Regardless of how much data is now being poured into the design and buying process, how much neuroscience is playing a part in probing the brains of consumers, the simple fact remains that merchandising and design remain more art than science. But how this creativity is applied makes all the difference: Do you as a designer seek to impart your vision to your customers? Or do you seek to meet your customers’ needs and wants in an attempt to fuse your design sensibility with your customers’? The former attitude involves a creative projection onto the world; the latter point of view suggests collaboration or, perhaps more cynically, meeting the market demands of your customer demography.

Having spent a large part of my career writing about and consulting in multichannel marketing, I have observed some of the country’s most savvy and successful merchandisers. To a person, every merchandiser has a highly developed sense of the customer they buy or design for. She has a name, a look, a family. They know what car she drives, what she does for a living. Where she lives, the colors she loves, the schools she went to. They know her hobbies, her frailties. How much money she’s likely to spend on clothing, on her home, on her children. She has become a video clip embedded into the merchandiser’s brain. In the catalog world, some of the best known merchandisers out of this school are Roger Horchow, Lillian Vernon, and Chuck Williams, to name a very few.

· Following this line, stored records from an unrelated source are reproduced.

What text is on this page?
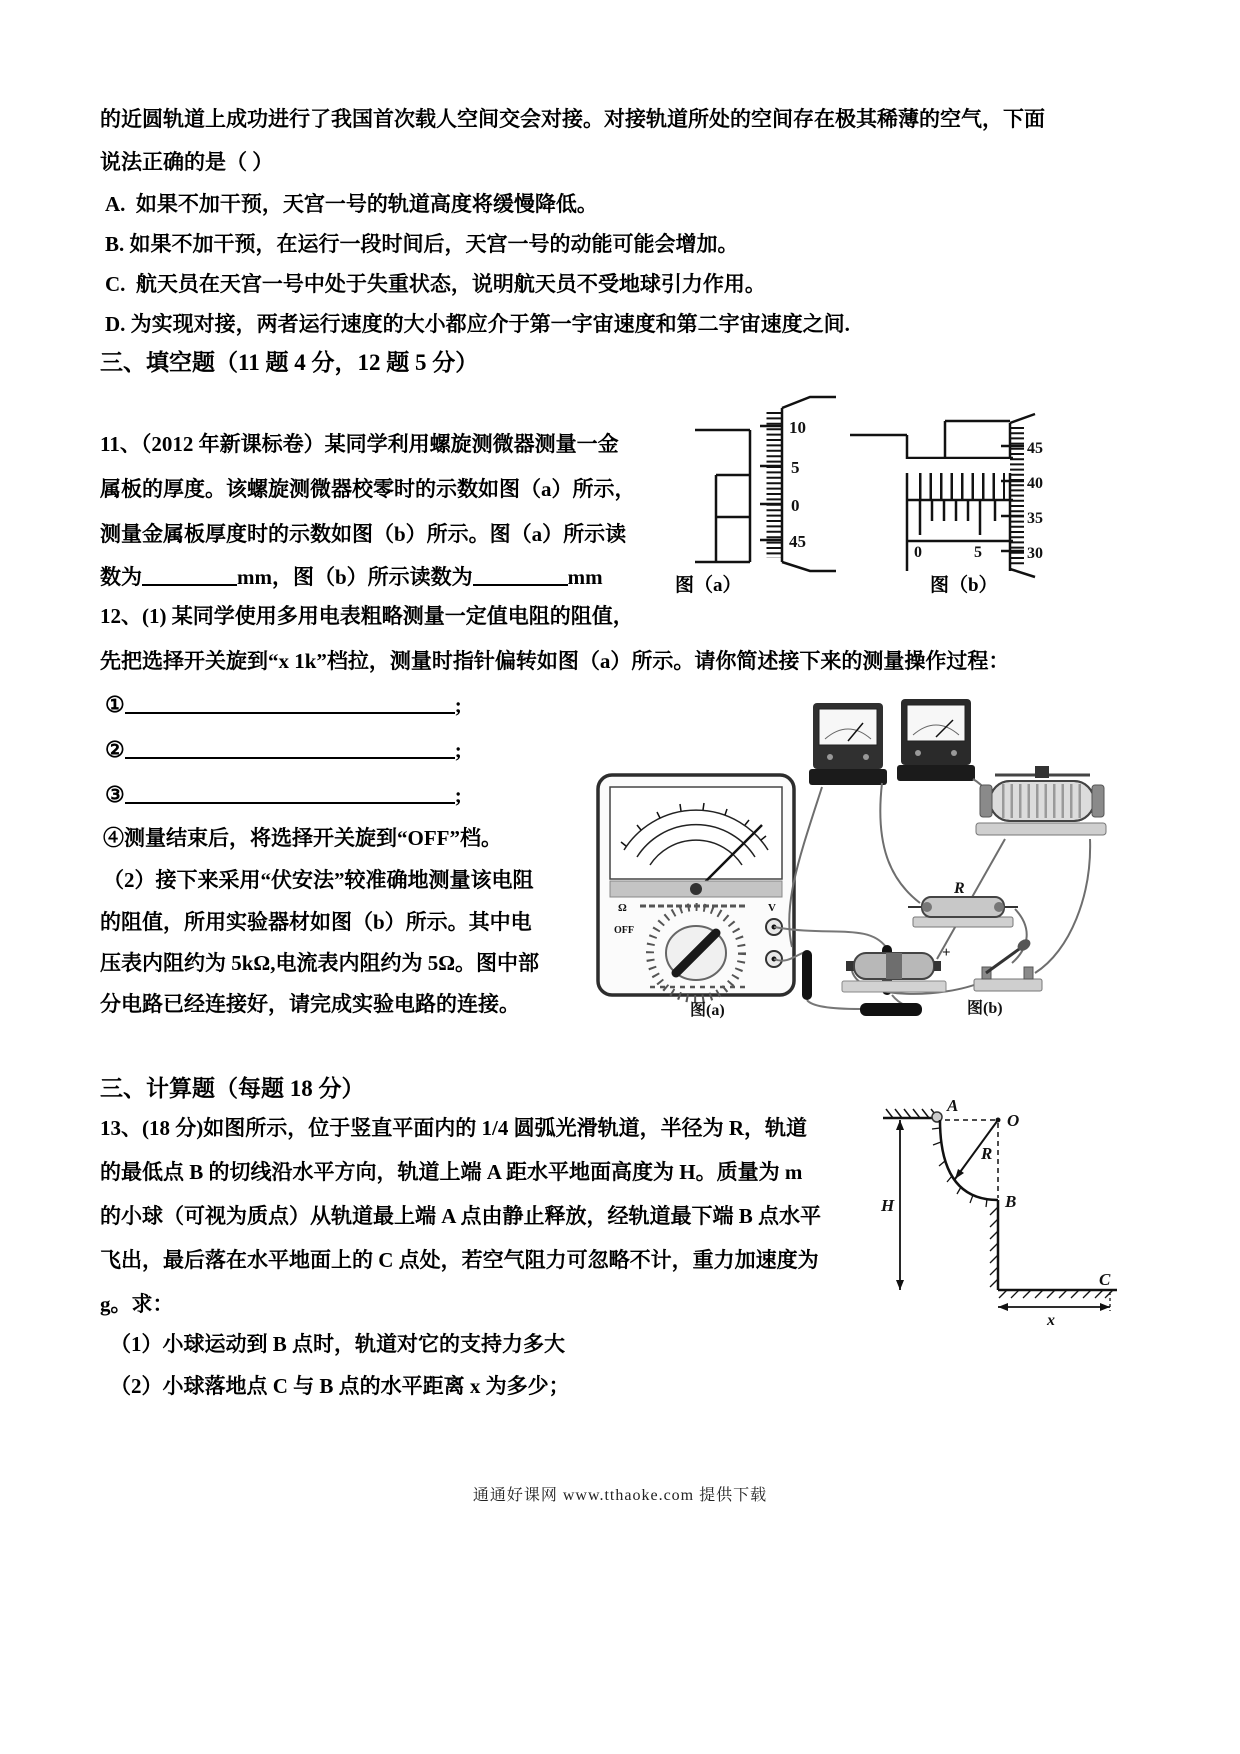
的近圆轨道上成功进行了我国首次载人空间交会对接。对接轨道所处的空间存在极其稀薄的空气，下面
说法正确的是（ ）
A. 如果不加干预，天宫一号的轨道高度将缓慢降低。
B. 如果不加干预，在运行一段时间后，天宫一号的动能可能会增加。
C. 航天员在天宫一号中处于失重状态，说明航天员不受地球引力作用。
D. 为实现对接，两者运行速度的大小都应介于第一宇宙速度和第二宇宙速度之间.
三、填空题（11 题 4 分，12 题 5 分）
11、（2012 年新课标卷）某同学利用螺旋测微器测量一金
属板的厚度。该螺旋测微器校零时的示数如图（a）所示，
测量金属板厚度时的示数如图（b）所示。图（a）所示读
数为	mm，图（b）所示读数为	mm
10
5
0
45
0	5
45
40
35
30
图（a）	图（b）
12、(1) 某同学使用多用电表粗略测量一定值电阻的阻值，
先把选择开关旋到“x 1k”档拉，测量时指针偏转如图（a）所示。请你简述接下来的测量操作过程：
①	;
②	;
③	;
④测量结束后，将选择开关旋到“OFF”档。
（2）接下来采用“伏安法”较准确地测量该电阻
的阻值，所用实验器材如图（b）所示。其中电
压表内阻约为 5kΩ,电流表内阻约为 5Ω。图中部
分电路已经连接好，请完成实验电路的连接。
Ω	V
OFF
R
+
图(a)	图(b)
三、计算题（每题 18 分）
13、(18 分)如图所示，位于竖直平面内的 1/4 圆弧光滑轨道，半径为 R，轨道
的最低点 B 的切线沿水平方向，轨道上端 A 距水平地面高度为 H。质量为 m
的小球（可视为质点）从轨道最上端 A 点由静止释放，经轨道最下端 B 点水平
飞出，最后落在水平地面上的 C 点处，若空气阻力可忽略不计，重力加速度为
g。求：
（1）小球运动到 B 点时，轨道对它的支持力多大
（2）小球落地点 C 与 B 点的水平距离 x 为多少；
A
O
R
B
C
H
x
通通好课网 www.tthaoke.com 提供下载
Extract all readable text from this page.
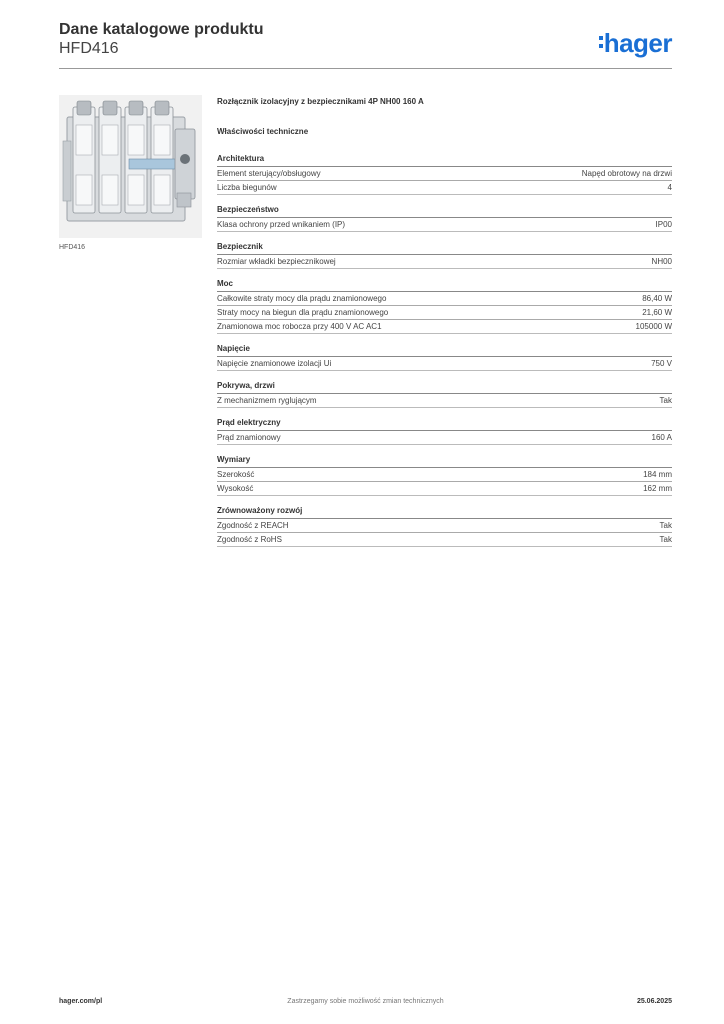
Dane katalogowe produktu
HFD416	hager
HFD416
Rozłącznik izolacyjny z bezpiecznikami 4P NH00 160 A
Właściwości techniczne
Architektura
Element sterujący/obsługowy	Napęd obrotowy na drzwi
Liczba biegunów	4
Bezpieczeństwo
Klasa ochrony przed wnikaniem (IP)	IP00
Bezpiecznik
Rozmiar wkładki bezpiecznikowej	NH00
Moc
Całkowite straty mocy dla prądu znamionowego	86,40 W
Straty mocy na biegun dla prądu znamionowego	21,60 W
Znamionowa moc robocza przy 400 V AC AC1	105000 W
Napięcie
Napięcie znamionowe izolacji Ui	750 V
Pokrywa, drzwi
Z mechanizmem ryglującym	Tak
Prąd elektryczny
Prąd znamionowy	160 A
Wymiary
Szerokość	184 mm
Wysokość	162 mm
Zrównoważony rozwój
Zgodność z REACH	Tak
Zgodność z RoHS	Tak
hager.com/pl	Zastrzegamy sobie możliwość zmian technicznych	25.06.2025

Merchandisers in the catalog world, unlike in-store retail, had the opportunity to develop well-defined points of view, find the products that expressed them, and, then, seek out the customers who wanted to share that vision through trial-and-error mailings. In-store retailers, although they might have had an equally well-articulated aesthetic, needed to advertise to find enough local customers who found their merchandise assortment appealing to drive them into the store. As a result, their vision needed to be broader to hit the numbers that would result in enough traffic to make sales.

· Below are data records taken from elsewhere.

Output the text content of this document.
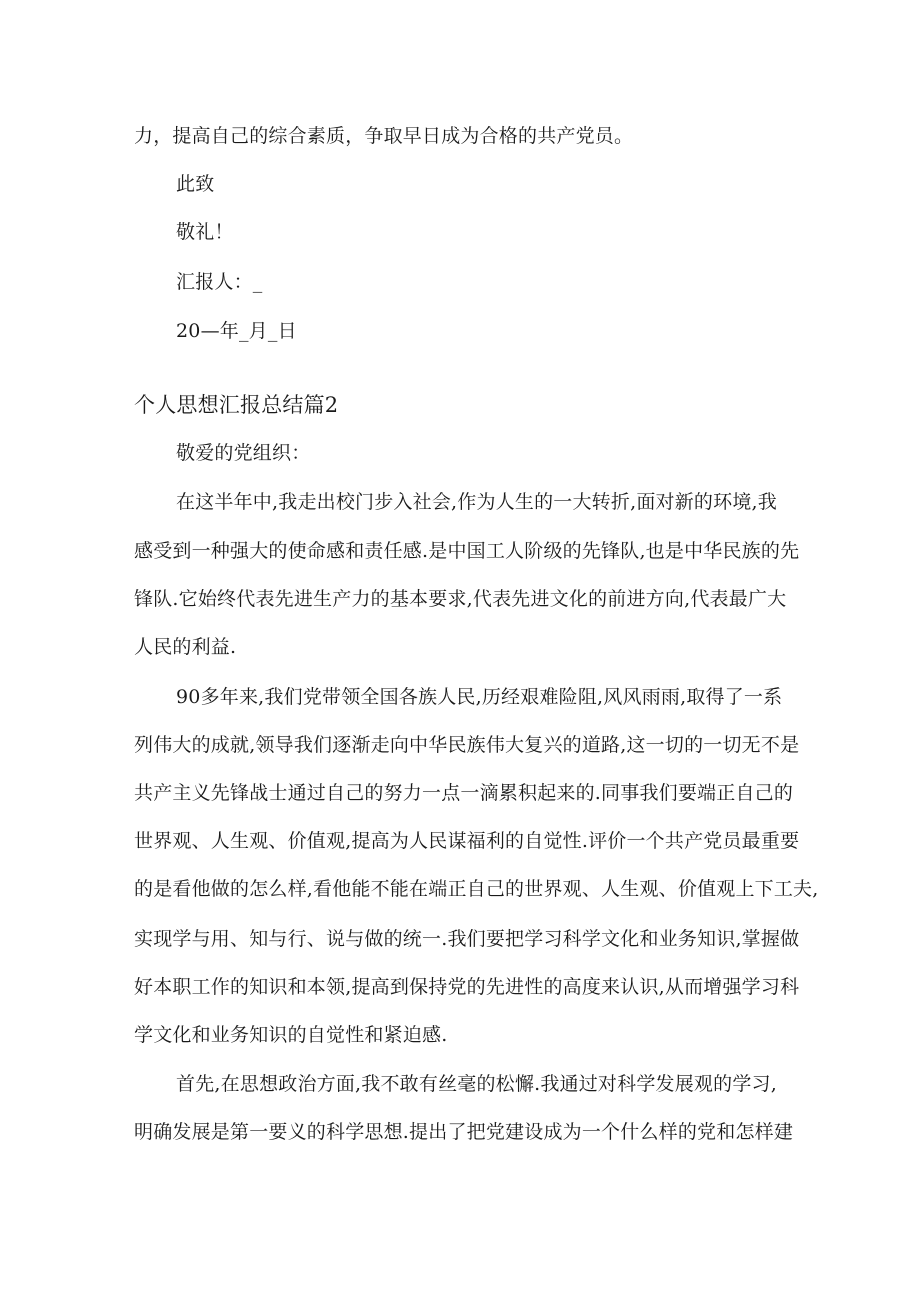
力，提高自己的综合素质，争取早日成为合格的共产党员。
此致
敬礼！
汇报人：_
20—年_月_日
个人思想汇报总结篇2
敬爱的党组织：
在这半年中,我走出校门步入社会,作为人生的一大转折,面对新的环境,我
感受到一种强大的使命感和责任感.是中国工人阶级的先锋队,也是中华民族的先
锋队.它始终代表先进生产力的基本要求,代表先进文化的前进方向,代表最广大
人民的利益.
90多年来,我们党带领全国各族人民,历经艰难险阻,风风雨雨,取得了一系
列伟大的成就,领导我们逐渐走向中华民族伟大复兴的道路,这一切的一切无不是
共产主义先锋战士通过自己的努力一点一滴累积起来的.同事我们要端正自己的
世界观、人生观、价值观,提高为人民谋福利的自觉性.评价一个共产党员最重要
的是看他做的怎么样,看他能不能在端正自己的世界观、人生观、价值观上下工夫,
实现学与用、知与行、说与做的统一.我们要把学习科学文化和业务知识,掌握做
好本职工作的知识和本领,提高到保持党的先进性的高度来认识,从而增强学习科
学文化和业务知识的自觉性和紧迫感.
首先,在思想政治方面,我不敢有丝毫的松懈.我通过对科学发展观的学习,
明确发展是第一要义的科学思想.提出了把党建设成为一个什么样的党和怎样建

The internet has changed the game. At its best, the internet brings one to many, many to one—your voice, vision or products can be heard, viewed or bought by the world, whether you reside in Kansas City or Katmandu. The internet allows merchandisers to find highly specific niche markets or to provide more mass appeal products—the former resulting in the SEM game; the latter a battle for customers through discounting.

For designers, in the new world of instant verbal and visual communications via internet and digital photography, the prospect of creating new products and getting them to market before a competitor has become daunting. Even couturiers can hardly keep a collection together during a season. Just hours after a collection debuts on the runway, manufacturers have already copied the best, which, in some cases, might even appear in a store in just over a week. The result: the consumer gets the “look” at a fraction of the price, but the “look” is already passé. It’s far worse than the decline in price of a new car when it’s driven off the lot.

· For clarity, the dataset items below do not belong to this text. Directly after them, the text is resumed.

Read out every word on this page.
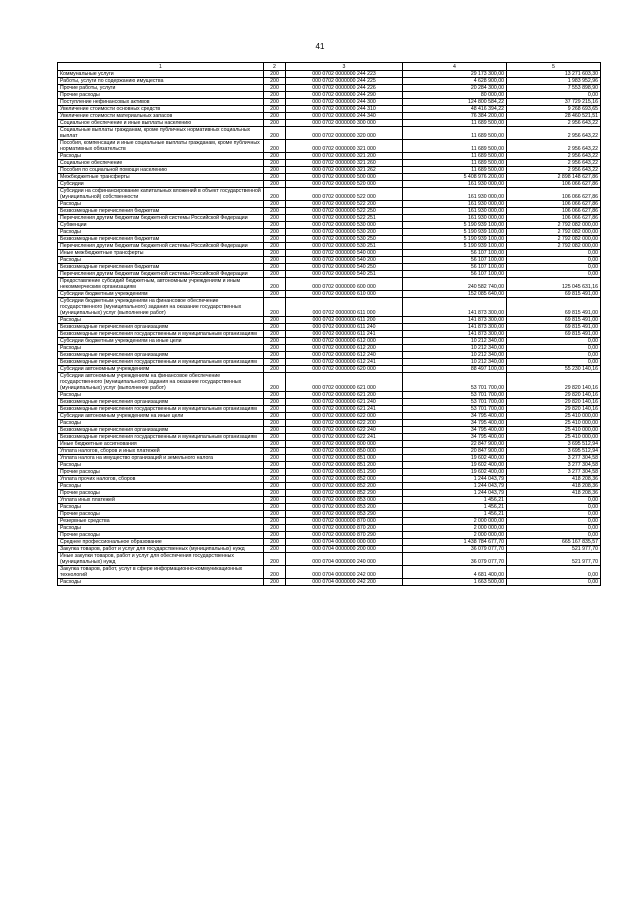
41
1	2	3	4	5
Коммунальные услуги	200	000 0702 0000000 244 223	29 173 300,00	13 271 603,30
Работы, услуги по содержанию имущества	200	000 0702 0000000 244 225	4 628 900,00	1 983 952,96
Прочие работы, услуги	200	000 0702 0000000 244 226	20 284 300,00	7 553 898,90
Прочие расходы	200	000 0702 0000000 244 290	80 000,00	0,00
Поступление нефинансовых активов	200	000 0702 0000000 244 300	124 800 584,22	37 729 215,16
Увеличение стоимости основных средств	200	000 0702 0000000 244 310	48 416 394,22	9 268 693,65
Увеличение стоимости материальных запасов	200	000 0702 0000000 244 340	76 384 200,00	28 460 521,51
Социальное обеспечение и иные выплаты населению	200	000 0702 0000000 300 000	11 689 500,00	2 956 643,22
Социальные выплаты гражданам, кроме публичных нормативных социальных выплат	200	000 0702 0000000 320 000	11 689 500,00	2 956 643,22
Пособия, компенсации и иные социальные выплаты гражданам, кроме публичных нормативных обязательств	200	000 0702 0000000 321 000	11 689 500,00	2 956 643,22
Расходы	200	000 0702 0000000 321 200	11 689 500,00	2 956 643,22
Социальное обеспечение	200	000 0702 0000000 321 260	11 689 500,00	2 956 643,22
Пособия по социальной помощи населению	200	000 0702 0000000 321 262	11 689 500,00	2 956 643,22
Межбюджетные трансферты	200	000 0702 0000000 500 000	5 408 976 200,00	2 898 148 627,86
Субсидии	200	000 0702 0000000 520 000	161 930 000,00	106 066 627,86
Субсидии на софинансирование капитальных вложений в объект государственной (муниципальной) собственности	200	000 0702 0000000 522 000	161 930 000,00	106 066 627,86
Расходы	200	000 0702 0000000 522 200	161 930 000,00	106 066 627,86
Безвозмездные перечисления бюджетам	200	000 0702 0000000 522 250	161 930 000,00	106 066 627,86
Перечисления другим бюджетам бюджетной системы Российской Федерации	200	000 0702 0000000 522 251	161 930 000,00	106 066 627,86
Субвенции	200	000 0702 0000000 530 000	5 190 939 100,00	2 792 082 000,00
Расходы	200	000 0702 0000000 530 200	5 190 939 100,00	2 792 082 000,00
Безвозмездные перечисления бюджетам	200	000 0702 0000000 530 250	5 190 939 100,00	2 792 082 000,00
Перечисления другим бюджетам бюджетной системы Российской Федерации	200	000 0702 0000000 530 251	5 190 939 100,00	2 792 082 000,00
Иные межбюджетные трансферты	200	000 0702 0000000 540 000	56 107 100,00	0,00
Расходы	200	000 0702 0000000 540 200	56 107 100,00	0,00
Безвозмездные перечисления бюджетам	200	000 0702 0000000 540 250	56 107 100,00	0,00
Перечисления другим бюджетам бюджетной системы Российской Федерации	200	000 0702 0000000 540 251	56 107 100,00	0,00
Предоставление субсидий бюджетным, автономным учреждениям и иным некоммерческим организациям	200	000 0702 0000000 600 000	240 582 740,00	125 045 631,16
Субсидии бюджетным учреждениям	200	000 0702 0000000 610 000	152 085 640,00	69 815 491,00
Субсидии бюджетным учреждениям на финансовое обеспечение государственного (муниципального) задания на оказание государственных (муниципальных) услуг (выполнение работ)	200	000 0702 0000000 611 000	141 873 300,00	69 815 491,00
Расходы	200	000 0702 0000000 611 200	141 873 300,00	69 815 491,00
Безвозмездные перечисления организациям	200	000 0702 0000000 611 240	141 873 300,00	69 815 491,00
Безвозмездные перечисления государственным и муниципальным организациям	200	000 0702 0000000 611 241	141 873 300,00	69 815 491,00
Субсидии бюджетным учреждениям на иные цели	200	000 0702 0000000 612 000	10 212 340,00	0,00
Расходы	200	000 0702 0000000 612 200	10 212 340,00	0,00
Безвозмездные перечисления организациям	200	000 0702 0000000 612 240	10 212 340,00	0,00
Безвозмездные перечисления государственным и муниципальным организациям	200	000 0702 0000000 612 241	10 212 340,00	0,00
Субсидии автономным учреждениям	200	000 0702 0000000 620 000	88 497 100,00	55 230 140,16
Субсидии автономным учреждениям на финансовое обеспечение государственного (муниципального) задания на оказание государственных (муниципальных) услуг (выполнение работ)	200	000 0702 0000000 621 000	53 701 700,00	29 820 140,16
Расходы	200	000 0702 0000000 621 200	53 701 700,00	29 820 140,16
Безвозмездные перечисления организациям	200	000 0702 0000000 621 240	53 701 700,00	29 820 140,16
Безвозмездные перечисления государственным и муниципальным организациям	200	000 0702 0000000 621 241	53 701 700,00	29 820 140,16
Субсидии автономным учреждениям на иные цели	200	000 0702 0000000 622 000	34 795 400,00	25 410 000,00
Расходы	200	000 0702 0000000 622 200	34 795 400,00	25 410 000,00
Безвозмездные перечисления организациям	200	000 0702 0000000 622 240	34 795 400,00	25 410 000,00
Безвозмездные перечисления государственным и муниципальным организациям	200	000 0702 0000000 622 241	34 795 400,00	25 410 000,00
Иные бюджетные ассигнования	200	000 0702 0000000 800 000	22 847 900,00	3 695 512,94
Уплата налогов, сборов и иных платежей	200	000 0702 0000000 850 000	20 847 900,00	3 695 512,94
Уплата налога на имущество организаций и земельного налога	200	000 0702 0000000 851 000	19 602 400,00	3 277 304,58
Расходы	200	000 0702 0000000 851 200	19 602 400,00	3 277 304,58
Прочие расходы	200	000 0702 0000000 851 290	19 602 400,00	3 277 304,58
Уплата прочих налогов, сборов	200	000 0702 0000000 852 000	1 244 043,79	418 208,36
Расходы	200	000 0702 0000000 852 200	1 244 043,79	418 208,36
Прочие расходы	200	000 0702 0000000 852 290	1 244 043,79	418 208,36
Уплата иных платежей	200	000 0702 0000000 853 000	1 456,21	0,00
Расходы	200	000 0702 0000000 853 200	1 456,21	0,00
Прочие расходы	200	000 0702 0000000 853 290	1 456,21	0,00
Резервные средства	200	000 0702 0000000 870 000	2 000 000,00	0,00
Расходы	200	000 0702 0000000 870 200	2 000 000,00	0,00
Прочие расходы	200	000 0702 0000000 870 290	2 000 000,00	0,00
Среднее профессиональное образование	200	000 0704 0000000 000 000	1 438 784 677,70	665 167 835,57
Закупка товаров, работ и услуг для государственных (муниципальных) нужд	200	000 0704 0000000 200 000	36 079 077,70	521 977,70
Иные закупки товаров, работ и услуг для обеспечения государственных (муниципальных) нужд	200	000 0704 0000000 240 000	36 079 077,70	521 977,70
Закупка товаров, работ, услуг в сфере информационно-коммуникационных технологий	200	000 0704 0000000 242 000	4 681 400,00	0,00
Расходы	200	000 0704 0000000 242 200	1 663 500,00	0,00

With an increasing number of outlets for product—also due to the internet, which has a comparatively low barrier to entry—companies can quickly react to new products and, in the case of low-cost copiers or rip-off artists, can undercut and under price new, hoped-for best sellers. Of course, copying best sellers is nothing new, but the speed with which it’s occurring is startling.

Designers now are producing far more than Fall/Winter and Spring/Summer Collections. Pre-Resort, Resort, Spring, Autumn—whatever—Collections abound, and most designers can hardly afford to design and turn around a full new line in these short time frames—let alone create an inspired, compelling line that women want to have.

Rather than simply imparting your vision or catering to a particular demographic, there is a new approach to design and merchandising, let’s call it the wiki approach—one that works collaboratively not just with the Design Team but with the customer herself.